Glad to see that the basic requirements of a laptop hasn't changed these 10 years despite the evolution of the multimedia appplications that people play on them now.

triniweb
triniweb

also it should be noted that the weight of the machine will affect the portability for many users, the largest variable affecting the weight will be the display size and the battery. The accessory options being non-integrated and swappable external components should be considered carefully because they may increase the bulk that needs to be carried around or as a benefit if they could be left behind when not needed.
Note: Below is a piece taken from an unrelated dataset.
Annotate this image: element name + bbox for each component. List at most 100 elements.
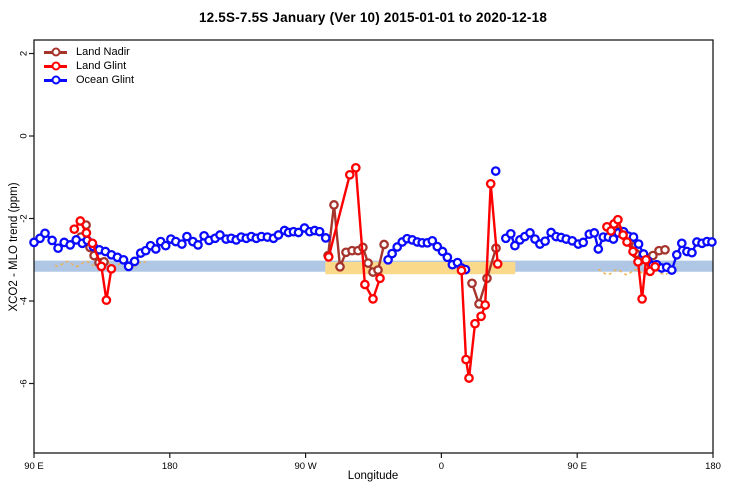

As an example you my find that many users with subcompact units 12.1 displays and such still need to carry a bag with *non-integrated component options that is the same size as another user with a 15.4 with integrated components *larger battery, optical drive, port adapters, expansion cards, portable mouse (just cause they hate that stick/knob thing), extra hdd for backup or expanded space since the cheaper stock hdd size was quickly outgrown. --- nevermind smaller machines tend to have more costly "upgrade" options, stock options on a bargain unit have a tendency to be just as meager, it becomes a series of tradeoffs between functionality and necessity. to me a laptop should be considered firstly on it's merit as a computer (cpu,memory,hdd,display, connectivity,useability) then the additional factor of mobility, since that is why it costs more than a desktop, (size, weight,battery life)

OldER Mycroft
OldER Mycroft

My lighter usually runs out of gas before my laptop battery expires. If you can use a USB port to keep your coffee warm, why not a cigarette lighter?

Canuckster
Canuckster

Maybe those accountants would find it easier to amortize the IT assets if they had number pads that they could use. How many laptops have those?

baldwinleo
baldwinleo

I am glad I didn't see "optical drive". The last thing I need to lug around is a built-in optical drive. What is nice is a bay that can take either an optical drive or a 2nd battery. An optical drive in the bay is great for watching movies on an airplane, and when the movie is over and you want to work just pop in that drive bay battery. Not essential, but if you are looking for things like extra ports or a docking station, then you might as well add device bay to your list.